"The streets raised me to be wise and honorable"
Cormega et Large Professor ont plus en commun qu’un quartier (Queens) et une année de naissance (1973), les 2 vétérans ont un véritable amour pour le Hip Hop (avec 2 grands H) et une définition identique qu’ils nous proposent ensemble sur ce projet ‘Mega Philosophy’. Un album que Mega définit comme "un projet qui me dira, si oui ou non, je peux prétendre être sur cette fameuse liste des plus grands emcee. Je suis un lyriciste, un MC, mais avant tout, je suis un poète qui s’exprime sur un beat."
Une association rappeur / beatmaker qui ne pouvait que me plaire sur papier, et je ne me faisais pas trop de soucis sur le contenu, qui au final il faut bien le dire, est exactement ce que je m’étais imaginé. Après cette courte intro ‘A New Day Begins’, on a droit à une nouvelle version de l’excellente série de morceau ‘MARS’ de Cormega et Large Professor. Après ce titre ‘MARS’ avec donc (M)ega, (A)ction Bronson, (R)oc Marciano et (S)aigon présent sur le dernier LP ‘Professor @ Large’ de Large Pro, on retrouve cette fois-ci (A)Z, (R)edman et (S)tyles P aux côtés de (M)ega pour un échange verbal de très très haut niveau qui lance parfaitement l’album.
Avec les 2 morceaux suivant, ‘Industry’ et ‘More’, Cory McKay égratigne brillamment le milieu du rap en pointant du doigt les vrais gagnants de cette industrie qui ne sont ni plus ni moins que ces dirigeants de maison de disque dont le seul talent est de toujours réussir à faire signer des contrats dans lequel l’artiste se retrouve au final la personne la moins rémunérée sur le produit final… Il encourage aussi une bonne partie de ces collègues rappeurs à être un peu plus créatif et honnête, une réflexion qui revient aussi sur cet interlude a capella ‘Reflection’ (une tradition sur les projets de Mega).
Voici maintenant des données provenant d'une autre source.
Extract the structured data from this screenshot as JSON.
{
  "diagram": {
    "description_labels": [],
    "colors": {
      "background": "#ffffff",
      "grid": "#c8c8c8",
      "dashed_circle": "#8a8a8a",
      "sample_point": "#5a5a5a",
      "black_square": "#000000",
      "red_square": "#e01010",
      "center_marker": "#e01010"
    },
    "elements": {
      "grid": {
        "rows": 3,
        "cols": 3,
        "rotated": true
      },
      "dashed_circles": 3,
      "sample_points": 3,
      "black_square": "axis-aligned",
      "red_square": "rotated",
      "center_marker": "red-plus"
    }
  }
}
Retrouver Cormega et Nature ensemble sur un même morceau, c’est toujours un jolie clin d’œil au passé quand on sait ce qui s’est passé entre les 2 MC’s en 1997 (Mega a été remplacé par Nature sur l’album du groupe The Firm avec une flopée de beef qui suivront que ce soit avec Nas et Nature). Une bonne performance des 2 artistes sur ce ‘DU (Divine Unity)’ qui est vite éclipsé par cette excellente collaboration ‘Honorable’ avec Raekwon, le tout sur un beat enivrant d’Xtra P qui aboutit au final à un véritable street banger certifié ("The odds don’t lie, look at mine, acknowledge truth. The streets raised me to be wise and honorable").
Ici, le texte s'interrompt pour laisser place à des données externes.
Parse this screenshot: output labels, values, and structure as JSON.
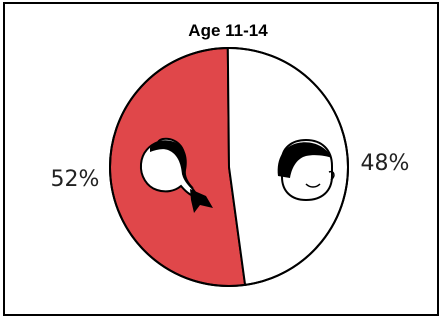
{
  "chart_data": {
    "type": "pie",
    "title": "Age 11-14",
    "slices": [
      {
        "label": "52%",
        "value": 52,
        "color": "#e0474a",
        "icon": "girl-head-icon"
      },
      {
        "label": "48%",
        "value": 48,
        "color": "#ffffff",
        "icon": "boy-head-icon"
      }
    ],
    "legend": "none"
  },
  "colors": {
    "border": "#000000",
    "background": "#ffffff"
  }
}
Avec ‘Rap Basquiat’, Cormega ne rend pas seulement hommage dans le titre de ce morceau à l’artiste peintre Jean-Michel Basquiat, il fait un parallèle avec cette mentalité artistique qui devrait faire avancer tout artiste, cette envie d’aller plus loin à l’image du travail néo-expressionniste du peintre dans les années 80. L’un des gros morceaux de cet album avec un 2ème couplet de Mega qui pourrait même mettre le feu à une banquise. Le titre ‘Rise’ est dans la même mouvance que le titre précédemment cité, le tout dans un style un peu plus posé mais toujours efficace, contrairement à ce morceau ‘Home’ (avec Black Rob) qui a tendance a se trainer un peu je trouve…
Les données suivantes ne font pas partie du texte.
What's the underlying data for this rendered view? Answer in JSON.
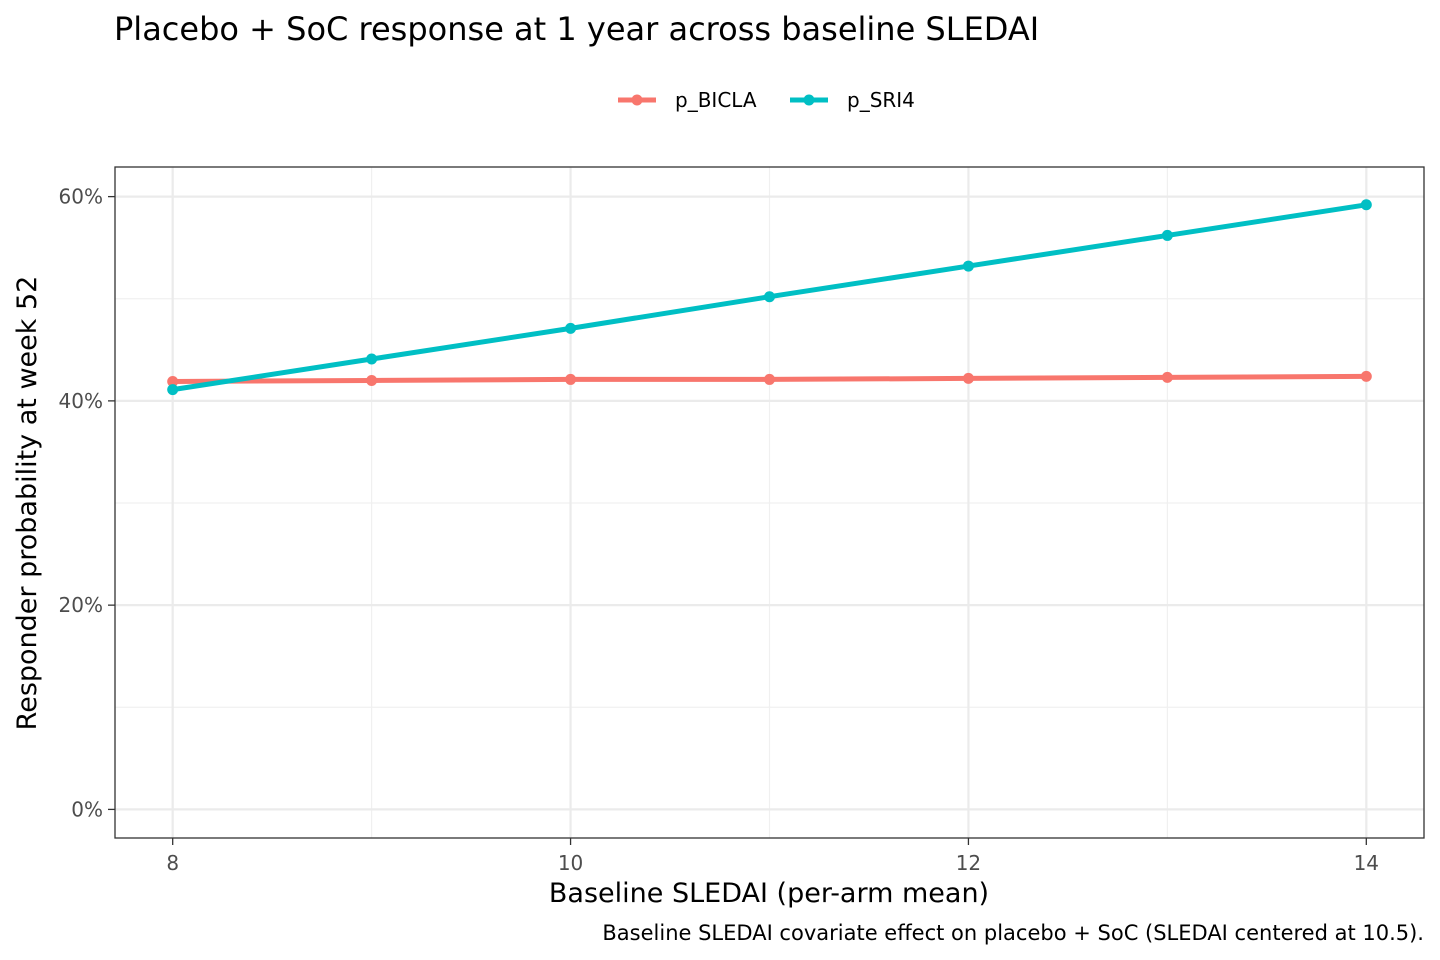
{
  "chart_data": {
    "type": "line",
    "title": "Placebo + SoC response at 1 year across baseline SLEDAI",
    "xlabel": "Baseline SLEDAI (per-arm mean)",
    "ylabel": "Responder probability at week 52",
    "caption": "Baseline SLEDAI covariate effect on placebo + SoC (SLEDAI centered at 10.5).",
    "x": [
      8,
      9,
      10,
      11,
      12,
      13,
      14
    ],
    "xlim": [
      7.71,
      14.29
    ],
    "ylim": [
      -0.028,
      0.629
    ],
    "x_ticks": [
      8,
      10,
      12,
      14
    ],
    "x_tick_labels": [
      "8",
      "10",
      "12",
      "14"
    ],
    "y_ticks": [
      0,
      0.2,
      0.4,
      0.6
    ],
    "y_tick_labels": [
      "0%",
      "20%",
      "40%",
      "60%"
    ],
    "grid": true,
    "legend_position": "top",
    "series": [
      {
        "name": "p_BICLA",
        "color": "#F8766D",
        "values": [
          0.419,
          0.42,
          0.421,
          0.421,
          0.422,
          0.423,
          0.424
        ]
      },
      {
        "name": "p_SRI4",
        "color": "#00BFC4",
        "values": [
          0.411,
          0.441,
          0.471,
          0.502,
          0.532,
          0.562,
          0.592
        ]
      }
    ]
  }
}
Et c’est tout à fait logiquement que ce projet se referme par le titre ‘Valuable Lessons’, Cormega y fait un bilan de toutes les épreuves qu’il a traversé aussi bien dans l’industrie de la musique que dans sa vie personnel, un morceau qui marche parfaitement avec ce type de beat de Large Pro, à noter quand même un refrain assez faiblard pour conclure l’album… De manière générale, et c’est peut être le petit point faible de cet opus en ce qui me concerne, Cory McKay délègue quasiment tous les refrains sauf sur ce banger ‘Honorable’. Sur des prods de Xtra P j’ai toujours un peu du mal avec les refrains chantés, je trouve que ça ne se marie pas forcément bien, de la à dire que c’est du gâchis je n’exagérerais pas…
Un projet court (32 minutes) qui est à la hauteur des attentes, bien différent du dernier album en commun ‘Still On The Hustle’ de Large Professor avec Neek The Exotic, on a droit à une sélection de beat peut être un peu moins marquante, car moins pêchu dans l’ensemble, mais qui correspond beaucoup plus à l’esprit "poète" revendiqué par Cormega (et donc moins agressif que Neek). Avec ce ‘Mega Philosophy’ on tient indéniablement un opus qui a toutes les qualités pour finir en fin d’année dans un Top Albums, dans le mien en tout cas il devrait y trouver une place.